The subject is the European trade in Asian spices, something that goes back to Roman and even Greek times, and probably antedates even these, but which reached a pinnacle of volume and profitability in the age of European maritime expansion 500 years ago.

"In a sea of halogen clarity, turquoise depths shade to the milky ramparts of a sub-aqua wonderland where liveried fish glide and dart through fretted coral palaces."

This is an example of one of Keay's many styles. "Unlike China's tea, South America's rubber or the Middle East's oil -- all of which were first discovered, then tapped, cultivated, traded and processed, spices were first tapped, cultivated, traded and processed, then discovered." This is an example of another Keay style. And here is a third: "Geography ordained a paradise; history made it a killing-field."

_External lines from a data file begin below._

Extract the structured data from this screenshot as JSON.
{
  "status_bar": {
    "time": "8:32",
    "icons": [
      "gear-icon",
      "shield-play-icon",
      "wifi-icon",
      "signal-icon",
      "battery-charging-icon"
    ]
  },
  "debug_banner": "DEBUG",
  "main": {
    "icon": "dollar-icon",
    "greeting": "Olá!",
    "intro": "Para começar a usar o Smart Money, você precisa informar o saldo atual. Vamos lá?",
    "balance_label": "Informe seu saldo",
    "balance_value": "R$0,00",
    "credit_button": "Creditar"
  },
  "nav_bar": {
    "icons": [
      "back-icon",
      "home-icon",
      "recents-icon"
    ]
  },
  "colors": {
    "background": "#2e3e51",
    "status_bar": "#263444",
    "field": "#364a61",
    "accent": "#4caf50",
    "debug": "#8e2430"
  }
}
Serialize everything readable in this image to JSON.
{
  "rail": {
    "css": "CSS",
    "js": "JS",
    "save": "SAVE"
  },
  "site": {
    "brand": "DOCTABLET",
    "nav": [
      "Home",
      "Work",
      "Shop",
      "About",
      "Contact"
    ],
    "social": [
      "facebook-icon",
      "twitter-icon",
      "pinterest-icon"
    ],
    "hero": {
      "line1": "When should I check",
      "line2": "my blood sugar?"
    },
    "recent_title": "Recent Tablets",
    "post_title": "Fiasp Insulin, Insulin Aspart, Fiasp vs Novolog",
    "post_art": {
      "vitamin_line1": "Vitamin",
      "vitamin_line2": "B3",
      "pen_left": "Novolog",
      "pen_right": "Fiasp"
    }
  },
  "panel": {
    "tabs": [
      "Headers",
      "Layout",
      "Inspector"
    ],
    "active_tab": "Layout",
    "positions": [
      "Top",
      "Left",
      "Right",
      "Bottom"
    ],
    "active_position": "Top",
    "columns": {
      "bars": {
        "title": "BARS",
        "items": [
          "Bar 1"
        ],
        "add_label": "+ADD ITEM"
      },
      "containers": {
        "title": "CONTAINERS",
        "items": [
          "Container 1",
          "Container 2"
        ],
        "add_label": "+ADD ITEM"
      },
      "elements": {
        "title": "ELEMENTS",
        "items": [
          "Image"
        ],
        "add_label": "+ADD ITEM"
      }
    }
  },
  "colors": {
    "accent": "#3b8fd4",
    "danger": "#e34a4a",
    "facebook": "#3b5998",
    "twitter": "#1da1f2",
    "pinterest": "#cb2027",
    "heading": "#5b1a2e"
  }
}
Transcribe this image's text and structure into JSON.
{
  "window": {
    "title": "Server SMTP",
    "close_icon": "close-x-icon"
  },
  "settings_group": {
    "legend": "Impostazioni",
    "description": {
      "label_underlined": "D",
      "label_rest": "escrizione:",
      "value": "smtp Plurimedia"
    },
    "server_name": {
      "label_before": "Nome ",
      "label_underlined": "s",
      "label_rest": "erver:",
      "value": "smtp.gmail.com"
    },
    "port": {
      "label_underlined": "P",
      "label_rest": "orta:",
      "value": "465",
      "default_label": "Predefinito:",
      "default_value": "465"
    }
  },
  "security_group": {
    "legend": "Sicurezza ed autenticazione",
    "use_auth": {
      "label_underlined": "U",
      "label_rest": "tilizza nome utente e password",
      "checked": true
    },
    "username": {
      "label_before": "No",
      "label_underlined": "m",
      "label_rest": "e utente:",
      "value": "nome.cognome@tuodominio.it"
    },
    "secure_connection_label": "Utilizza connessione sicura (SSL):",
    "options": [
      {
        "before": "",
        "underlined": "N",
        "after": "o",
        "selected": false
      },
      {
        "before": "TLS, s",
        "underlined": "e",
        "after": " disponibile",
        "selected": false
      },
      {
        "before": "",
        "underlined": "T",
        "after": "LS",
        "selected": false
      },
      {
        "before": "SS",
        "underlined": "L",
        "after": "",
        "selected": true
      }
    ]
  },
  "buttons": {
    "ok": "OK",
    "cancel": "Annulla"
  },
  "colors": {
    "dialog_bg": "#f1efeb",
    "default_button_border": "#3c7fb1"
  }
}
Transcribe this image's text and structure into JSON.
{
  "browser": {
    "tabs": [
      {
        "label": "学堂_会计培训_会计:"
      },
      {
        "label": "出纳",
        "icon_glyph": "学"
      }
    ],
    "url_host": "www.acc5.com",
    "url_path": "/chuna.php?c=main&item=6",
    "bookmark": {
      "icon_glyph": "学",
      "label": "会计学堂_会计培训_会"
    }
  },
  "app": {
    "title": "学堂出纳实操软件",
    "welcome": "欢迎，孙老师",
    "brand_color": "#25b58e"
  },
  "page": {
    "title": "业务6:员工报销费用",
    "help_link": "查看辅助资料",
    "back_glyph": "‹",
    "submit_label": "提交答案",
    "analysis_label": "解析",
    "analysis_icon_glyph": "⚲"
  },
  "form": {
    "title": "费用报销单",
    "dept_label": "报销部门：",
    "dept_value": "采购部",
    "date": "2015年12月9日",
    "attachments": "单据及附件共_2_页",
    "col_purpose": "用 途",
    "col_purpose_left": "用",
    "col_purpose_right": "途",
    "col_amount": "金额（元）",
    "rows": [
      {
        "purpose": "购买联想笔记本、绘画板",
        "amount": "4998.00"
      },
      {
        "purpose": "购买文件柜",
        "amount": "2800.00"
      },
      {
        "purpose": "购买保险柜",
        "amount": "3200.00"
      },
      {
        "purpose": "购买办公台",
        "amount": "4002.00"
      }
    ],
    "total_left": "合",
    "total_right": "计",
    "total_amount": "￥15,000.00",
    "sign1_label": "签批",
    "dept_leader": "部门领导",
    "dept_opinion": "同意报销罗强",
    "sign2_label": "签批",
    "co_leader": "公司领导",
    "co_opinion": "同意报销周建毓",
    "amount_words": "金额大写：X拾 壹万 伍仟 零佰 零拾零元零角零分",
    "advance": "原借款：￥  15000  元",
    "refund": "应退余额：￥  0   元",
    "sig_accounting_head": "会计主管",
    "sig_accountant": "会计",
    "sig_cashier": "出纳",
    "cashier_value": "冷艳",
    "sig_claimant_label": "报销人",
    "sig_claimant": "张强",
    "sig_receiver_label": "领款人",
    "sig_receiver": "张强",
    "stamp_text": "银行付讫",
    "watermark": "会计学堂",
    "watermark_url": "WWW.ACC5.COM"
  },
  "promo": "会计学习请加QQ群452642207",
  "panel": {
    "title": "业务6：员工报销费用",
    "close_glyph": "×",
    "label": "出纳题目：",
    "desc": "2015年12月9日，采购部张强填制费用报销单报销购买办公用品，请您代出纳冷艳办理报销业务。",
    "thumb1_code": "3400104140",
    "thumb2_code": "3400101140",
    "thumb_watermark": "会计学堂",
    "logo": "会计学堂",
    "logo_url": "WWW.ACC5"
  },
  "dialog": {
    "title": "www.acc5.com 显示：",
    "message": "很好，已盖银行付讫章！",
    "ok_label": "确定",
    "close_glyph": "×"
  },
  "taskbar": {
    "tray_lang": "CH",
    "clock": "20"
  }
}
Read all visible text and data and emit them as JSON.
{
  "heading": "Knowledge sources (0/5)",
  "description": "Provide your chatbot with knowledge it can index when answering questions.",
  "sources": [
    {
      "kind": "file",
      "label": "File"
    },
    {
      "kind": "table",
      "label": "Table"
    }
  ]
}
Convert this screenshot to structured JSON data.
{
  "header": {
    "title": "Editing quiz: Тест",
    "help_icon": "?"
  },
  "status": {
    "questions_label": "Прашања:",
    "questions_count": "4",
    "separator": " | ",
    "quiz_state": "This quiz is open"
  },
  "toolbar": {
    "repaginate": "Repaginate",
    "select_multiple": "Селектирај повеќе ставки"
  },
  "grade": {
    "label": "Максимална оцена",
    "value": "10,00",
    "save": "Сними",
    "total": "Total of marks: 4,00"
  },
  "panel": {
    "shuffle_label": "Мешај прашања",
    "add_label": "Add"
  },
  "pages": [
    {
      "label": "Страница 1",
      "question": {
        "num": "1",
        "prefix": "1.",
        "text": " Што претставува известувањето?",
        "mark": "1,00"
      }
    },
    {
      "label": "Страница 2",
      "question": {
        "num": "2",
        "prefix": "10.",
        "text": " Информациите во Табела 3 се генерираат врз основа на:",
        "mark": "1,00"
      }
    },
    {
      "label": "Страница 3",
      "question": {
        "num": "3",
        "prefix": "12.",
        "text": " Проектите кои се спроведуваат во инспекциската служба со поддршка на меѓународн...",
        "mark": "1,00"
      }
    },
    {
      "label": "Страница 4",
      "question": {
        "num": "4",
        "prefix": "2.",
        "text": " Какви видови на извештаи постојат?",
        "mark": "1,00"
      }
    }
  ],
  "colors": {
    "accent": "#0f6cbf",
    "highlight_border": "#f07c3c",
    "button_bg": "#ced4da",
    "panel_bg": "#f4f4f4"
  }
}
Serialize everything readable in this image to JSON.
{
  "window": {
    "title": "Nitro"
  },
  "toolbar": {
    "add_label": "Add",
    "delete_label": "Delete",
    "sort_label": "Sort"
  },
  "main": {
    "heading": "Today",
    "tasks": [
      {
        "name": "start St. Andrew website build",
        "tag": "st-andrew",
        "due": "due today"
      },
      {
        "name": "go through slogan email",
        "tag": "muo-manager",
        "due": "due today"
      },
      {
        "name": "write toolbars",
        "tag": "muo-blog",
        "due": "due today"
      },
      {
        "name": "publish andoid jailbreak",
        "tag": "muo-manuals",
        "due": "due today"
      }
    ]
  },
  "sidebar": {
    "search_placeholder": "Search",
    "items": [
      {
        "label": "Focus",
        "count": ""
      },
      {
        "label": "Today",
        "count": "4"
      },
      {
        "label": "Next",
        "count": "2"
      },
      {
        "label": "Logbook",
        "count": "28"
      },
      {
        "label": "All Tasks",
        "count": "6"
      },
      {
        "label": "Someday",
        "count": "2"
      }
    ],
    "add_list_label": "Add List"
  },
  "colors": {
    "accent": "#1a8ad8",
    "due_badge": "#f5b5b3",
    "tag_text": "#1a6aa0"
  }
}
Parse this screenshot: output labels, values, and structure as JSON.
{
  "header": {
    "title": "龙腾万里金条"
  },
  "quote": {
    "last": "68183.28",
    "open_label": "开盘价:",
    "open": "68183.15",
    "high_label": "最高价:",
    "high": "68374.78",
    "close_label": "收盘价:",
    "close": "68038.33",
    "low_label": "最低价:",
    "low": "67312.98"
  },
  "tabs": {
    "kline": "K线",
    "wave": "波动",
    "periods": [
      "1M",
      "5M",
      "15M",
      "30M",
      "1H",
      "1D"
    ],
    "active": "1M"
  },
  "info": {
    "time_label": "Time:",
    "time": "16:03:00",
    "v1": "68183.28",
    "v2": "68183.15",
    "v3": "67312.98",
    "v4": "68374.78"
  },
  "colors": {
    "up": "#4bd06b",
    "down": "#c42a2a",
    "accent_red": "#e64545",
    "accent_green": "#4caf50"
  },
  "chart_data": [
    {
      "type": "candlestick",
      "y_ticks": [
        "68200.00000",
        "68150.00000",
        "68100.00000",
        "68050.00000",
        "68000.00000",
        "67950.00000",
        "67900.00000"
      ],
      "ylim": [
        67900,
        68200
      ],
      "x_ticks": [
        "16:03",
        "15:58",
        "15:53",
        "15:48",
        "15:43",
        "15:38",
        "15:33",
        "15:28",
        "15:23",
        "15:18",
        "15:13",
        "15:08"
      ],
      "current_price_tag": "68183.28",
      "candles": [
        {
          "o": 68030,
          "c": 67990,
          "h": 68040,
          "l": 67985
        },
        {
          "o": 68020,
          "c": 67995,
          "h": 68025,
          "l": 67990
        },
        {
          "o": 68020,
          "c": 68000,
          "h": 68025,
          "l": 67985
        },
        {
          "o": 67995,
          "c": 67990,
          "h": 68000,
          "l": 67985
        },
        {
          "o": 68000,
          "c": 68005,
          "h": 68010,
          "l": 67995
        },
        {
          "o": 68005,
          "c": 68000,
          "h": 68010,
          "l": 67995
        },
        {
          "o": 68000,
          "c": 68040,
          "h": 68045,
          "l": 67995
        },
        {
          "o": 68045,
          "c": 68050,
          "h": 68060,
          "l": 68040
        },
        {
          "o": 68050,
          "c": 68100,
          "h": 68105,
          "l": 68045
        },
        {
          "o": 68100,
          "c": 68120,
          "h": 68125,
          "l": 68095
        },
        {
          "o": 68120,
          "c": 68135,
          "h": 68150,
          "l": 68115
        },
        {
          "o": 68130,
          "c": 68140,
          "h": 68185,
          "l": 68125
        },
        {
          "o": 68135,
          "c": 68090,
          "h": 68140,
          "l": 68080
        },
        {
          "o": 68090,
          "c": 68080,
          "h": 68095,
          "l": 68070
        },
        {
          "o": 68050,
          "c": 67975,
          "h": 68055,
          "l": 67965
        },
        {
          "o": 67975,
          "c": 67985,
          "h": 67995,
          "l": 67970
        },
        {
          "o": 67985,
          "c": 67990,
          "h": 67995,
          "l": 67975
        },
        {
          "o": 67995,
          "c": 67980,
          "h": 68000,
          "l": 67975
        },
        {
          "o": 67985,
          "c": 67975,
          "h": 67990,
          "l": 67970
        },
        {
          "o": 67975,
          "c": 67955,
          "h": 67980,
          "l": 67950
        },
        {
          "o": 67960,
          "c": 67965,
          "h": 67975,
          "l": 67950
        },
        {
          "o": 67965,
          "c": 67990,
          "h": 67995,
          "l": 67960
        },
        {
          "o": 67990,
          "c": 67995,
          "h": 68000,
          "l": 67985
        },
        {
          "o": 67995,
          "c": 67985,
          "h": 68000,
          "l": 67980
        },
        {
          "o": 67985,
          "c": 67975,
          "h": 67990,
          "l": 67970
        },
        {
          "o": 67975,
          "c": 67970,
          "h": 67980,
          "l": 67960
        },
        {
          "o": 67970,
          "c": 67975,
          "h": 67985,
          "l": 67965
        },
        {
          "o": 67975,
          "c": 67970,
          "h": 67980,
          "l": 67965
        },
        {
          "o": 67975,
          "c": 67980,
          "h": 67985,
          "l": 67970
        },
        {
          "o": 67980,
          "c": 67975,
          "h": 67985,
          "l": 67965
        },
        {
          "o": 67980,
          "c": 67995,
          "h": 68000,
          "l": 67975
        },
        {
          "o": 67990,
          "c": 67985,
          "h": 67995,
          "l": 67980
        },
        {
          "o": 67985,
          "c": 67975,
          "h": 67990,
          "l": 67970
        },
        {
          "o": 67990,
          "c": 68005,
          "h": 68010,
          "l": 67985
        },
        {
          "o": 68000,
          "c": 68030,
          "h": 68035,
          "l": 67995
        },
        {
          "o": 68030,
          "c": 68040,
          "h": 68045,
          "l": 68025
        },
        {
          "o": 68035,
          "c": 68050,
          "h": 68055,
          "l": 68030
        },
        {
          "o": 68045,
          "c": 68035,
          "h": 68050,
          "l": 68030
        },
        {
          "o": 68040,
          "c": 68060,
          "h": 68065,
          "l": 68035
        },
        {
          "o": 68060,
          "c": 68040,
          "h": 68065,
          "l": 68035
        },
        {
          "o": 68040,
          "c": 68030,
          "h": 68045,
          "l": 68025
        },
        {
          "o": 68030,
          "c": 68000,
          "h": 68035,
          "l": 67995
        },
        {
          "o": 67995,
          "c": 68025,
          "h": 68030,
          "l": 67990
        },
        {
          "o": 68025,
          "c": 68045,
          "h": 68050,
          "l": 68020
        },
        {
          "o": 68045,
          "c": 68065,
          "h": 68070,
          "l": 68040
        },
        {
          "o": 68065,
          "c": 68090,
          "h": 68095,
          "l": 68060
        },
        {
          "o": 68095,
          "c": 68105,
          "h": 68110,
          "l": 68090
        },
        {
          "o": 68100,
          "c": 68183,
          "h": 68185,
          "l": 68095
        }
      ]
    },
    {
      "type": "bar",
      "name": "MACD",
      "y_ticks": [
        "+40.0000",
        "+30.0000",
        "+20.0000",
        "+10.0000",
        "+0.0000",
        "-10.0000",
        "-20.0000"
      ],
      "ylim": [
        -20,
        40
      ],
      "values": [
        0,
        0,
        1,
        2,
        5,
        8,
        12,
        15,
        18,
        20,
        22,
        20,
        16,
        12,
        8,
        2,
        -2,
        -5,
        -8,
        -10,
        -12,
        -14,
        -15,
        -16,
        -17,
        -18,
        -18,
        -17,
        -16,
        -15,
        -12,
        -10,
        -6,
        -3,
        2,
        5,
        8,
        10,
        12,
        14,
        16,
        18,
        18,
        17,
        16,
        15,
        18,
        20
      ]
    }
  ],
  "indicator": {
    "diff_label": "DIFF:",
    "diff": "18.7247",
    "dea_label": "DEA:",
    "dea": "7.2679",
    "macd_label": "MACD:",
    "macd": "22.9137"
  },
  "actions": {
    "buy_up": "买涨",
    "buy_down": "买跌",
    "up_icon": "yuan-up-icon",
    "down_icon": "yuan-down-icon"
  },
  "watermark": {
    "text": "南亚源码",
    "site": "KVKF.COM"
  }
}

Quite why spices were deemed so important, and commanded such high prices in the 16th century markets of Lisbon, Amsterdam and London, is not an easy question to answer. Keay largely discounts the old view that they were so especially valued because they preserved meat from putrefaction. This belief held that there was a European shortage of winter feed for farm animals, and so enough had to be slaughtered in the autumn to last until the early summer (non-meat-eating Lent providing a convenient respite from the crisis). Spices preserved the meat in the days before refrigeration.

Probably not, says Keay. Recent research has shown that sticking a joint of beef with cloves, say, or rubbing it with cinnamon does little to prolong its edible life, and Mrs. Beeton's famous Victorian cookbook effectively concurs. An alternative theory that the spices merely made palatable what would otherwise have been foul-tasting is also dismissed -- practical tests have suggested the resulting concoctions taste even worse.

The real reason people for two, perhaps three, thousand years were prepared to pay so much for spices originating in mysterious places far over the horizon (in reality mostly in modern Indonesia) was that they were markers of status for the consumer. You were a more classy person if you ate your food spiced, Keay argues.

"Our ancestors seemingly had no economic excuse for their pursuit of exotic foodstuffs. They, like we, craved edible spices simply because they made food more enticing and implied cosmopolitan tastes. Spicy aromas stimulated the appetite, spicy flavors excited the palate, and perhaps most important of all, spicy extravagance impressed the neighbors ... Like fine silks and acknowledged works of art, exotic fragrances and flavors lent to aspiring households an air of superior refinement and enviable opulence."

Spices were certainly widespread. The French word for grocers is still epicier, stemming from epiciers or spice merchants. Spices, in other words, became equated with food in general, and to eat at all was to eat spices.